Bill Perkins graduated from the Art Center College of Design with honors, and pursued his passion for painting. For the next six years he traveled the southwestern United States, selling his work in galleries in California, Arizona and New Mexico. In 1985, the Monterey Peninsula Museum of Art held an exhibit for he and three other artists based on their three-month painting tour of France, Spain, and Italy. Though the group broke up the show was very successful. That group experience inspired him to explore the collaborative aspects of the animation business.
In 1986, he was hired as a layout artist at Walt Disney Feature Animation on Oliver and Co. then continued on a string of hits including: Little Mermaid, and Beauty and the Beast. He found the stylistic diversity required in the animation and film industry compelling as well as the enormous world wide audience that such films communicate to.
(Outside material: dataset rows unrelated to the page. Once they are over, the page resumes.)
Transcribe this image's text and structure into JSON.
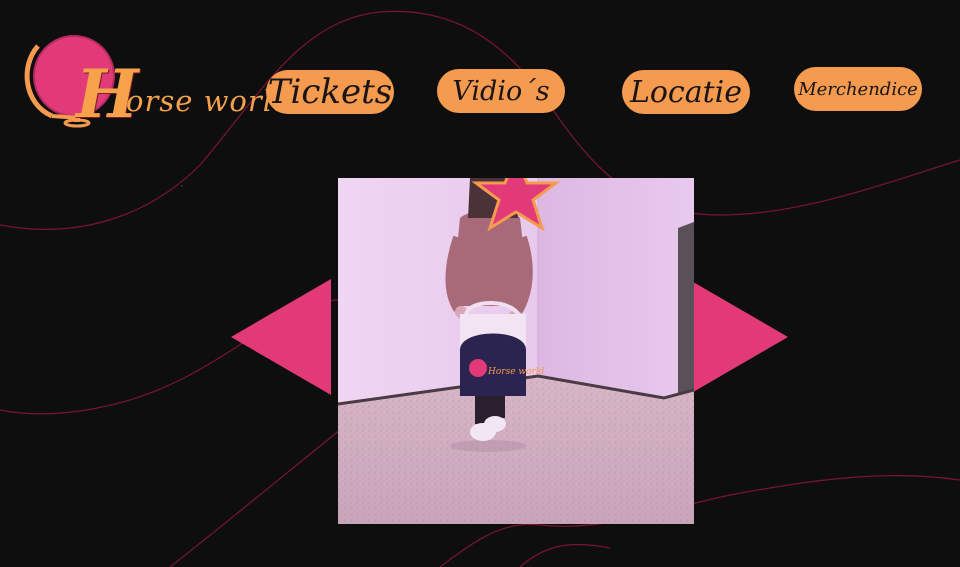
{
  "brand": {
    "logo_initial": "H",
    "logo_text": "orse world"
  },
  "nav": [
    {
      "label": "Tickets"
    },
    {
      "label": "Vidio´s"
    },
    {
      "label": "Locatie"
    },
    {
      "label": "Merchendice"
    }
  ],
  "carousel": {
    "prev_icon": "triangle-left-icon",
    "next_icon": "triangle-right-icon",
    "bag_print": "Horse world"
  },
  "colors": {
    "background": "#0f0e0f",
    "accent_orange": "#f49b4f",
    "accent_pink": "#e23a79",
    "line_red": "#7a1530"
  }
}
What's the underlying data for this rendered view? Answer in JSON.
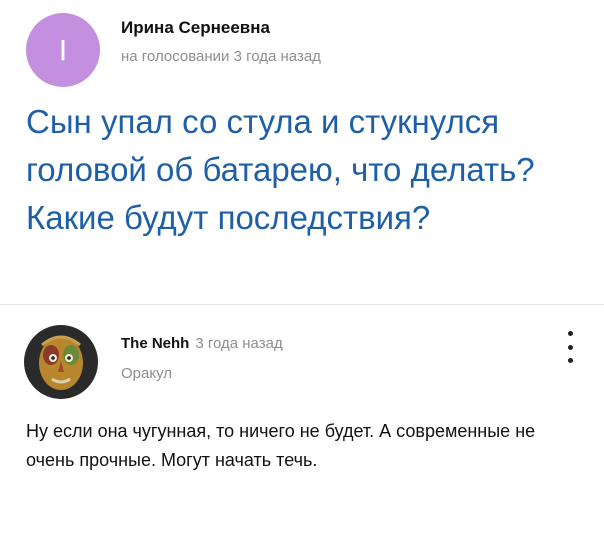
{
  "question": {
    "author_initial": "I",
    "author_name": "Ирина Сернеевна",
    "meta": "на голосовании 3 года назад",
    "title": "Сын упал со стула и стукнулся головой об батарею, что делать? Какие будут последствия?",
    "avatar_color": "#c58fe0",
    "title_color": "#1f5fa6"
  },
  "answer": {
    "author_name": "The Nehh",
    "time": "3 года назад",
    "rank": "Оракул",
    "text": "Ну если она чугунная, то ничего не будет. А современные не очень прочные. Могут начать течь.",
    "more_icon": "vertical-ellipsis-icon"
  }
}
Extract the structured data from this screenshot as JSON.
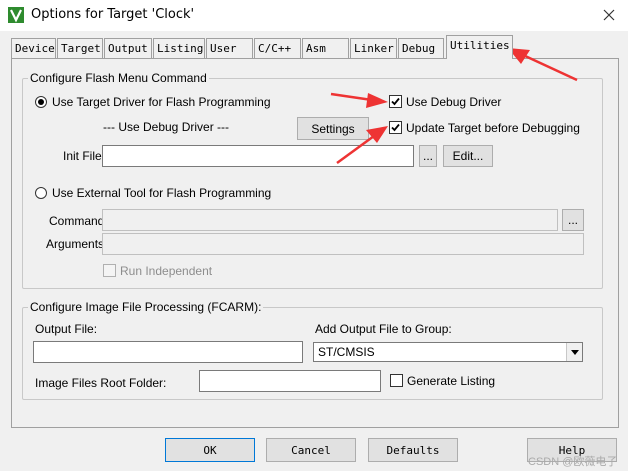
{
  "window": {
    "title": "Options for Target 'Clock'"
  },
  "tabs": [
    "Device",
    "Target",
    "Output",
    "Listing",
    "User",
    "C/C++",
    "Asm",
    "Linker",
    "Debug",
    "Utilities"
  ],
  "flash": {
    "legend": "Configure Flash Menu Command",
    "use_target_driver": "Use Target Driver for Flash Programming",
    "use_debug_driver_note": "--- Use Debug Driver ---",
    "settings": "Settings",
    "use_debug_driver": "Use Debug Driver",
    "update_target": "Update Target before Debugging",
    "init_file_label": "Init File:",
    "init_file_value": "",
    "browse": "...",
    "edit": "Edit...",
    "use_external_tool": "Use External Tool for Flash Programming",
    "command_label": "Command:",
    "arguments_label": "Arguments:",
    "run_independent": "Run Independent"
  },
  "image": {
    "legend": "Configure Image File Processing (FCARM):",
    "output_file_label": "Output File:",
    "output_file_value": "",
    "add_output_label": "Add Output File  to Group:",
    "group_value": "ST/CMSIS",
    "root_folder_label": "Image Files Root Folder:",
    "root_folder_value": "",
    "generate_listing": "Generate Listing"
  },
  "buttons": {
    "ok": "OK",
    "cancel": "Cancel",
    "defaults": "Defaults",
    "help": "Help"
  },
  "watermark": "CSDN @欧薇电子",
  "colors": {
    "annotation_arrow": "#ee3333",
    "default_button_border": "#0078d7"
  }
}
Bill was called up to be a Layout lead on Rescuers Down Under where he helped the layout process through a period of transition into digital compositing. With the added complexity and labor required for the new technology, he and two other artists developed a workbook as a tool to enhance the cinematic impact from story boarding to layout as well as more accurately budget and reveal workload requirements for subsequent departments.
In 1990, he became the Art Director on Aladdin. As an Art Director, he designed the style and developed the first discrete style guide which was designed to mine the collaborative processes and secure predictable outcomes.
An avid lifelong student himself, Bill began teaching color, composition and design at the Los Angeles Academy of Figurative Art. When he left Disney in 1994, he worked as a Visual Development artist, Art Director, and Concept Artist for Walt Disney Animation Studios on future projects.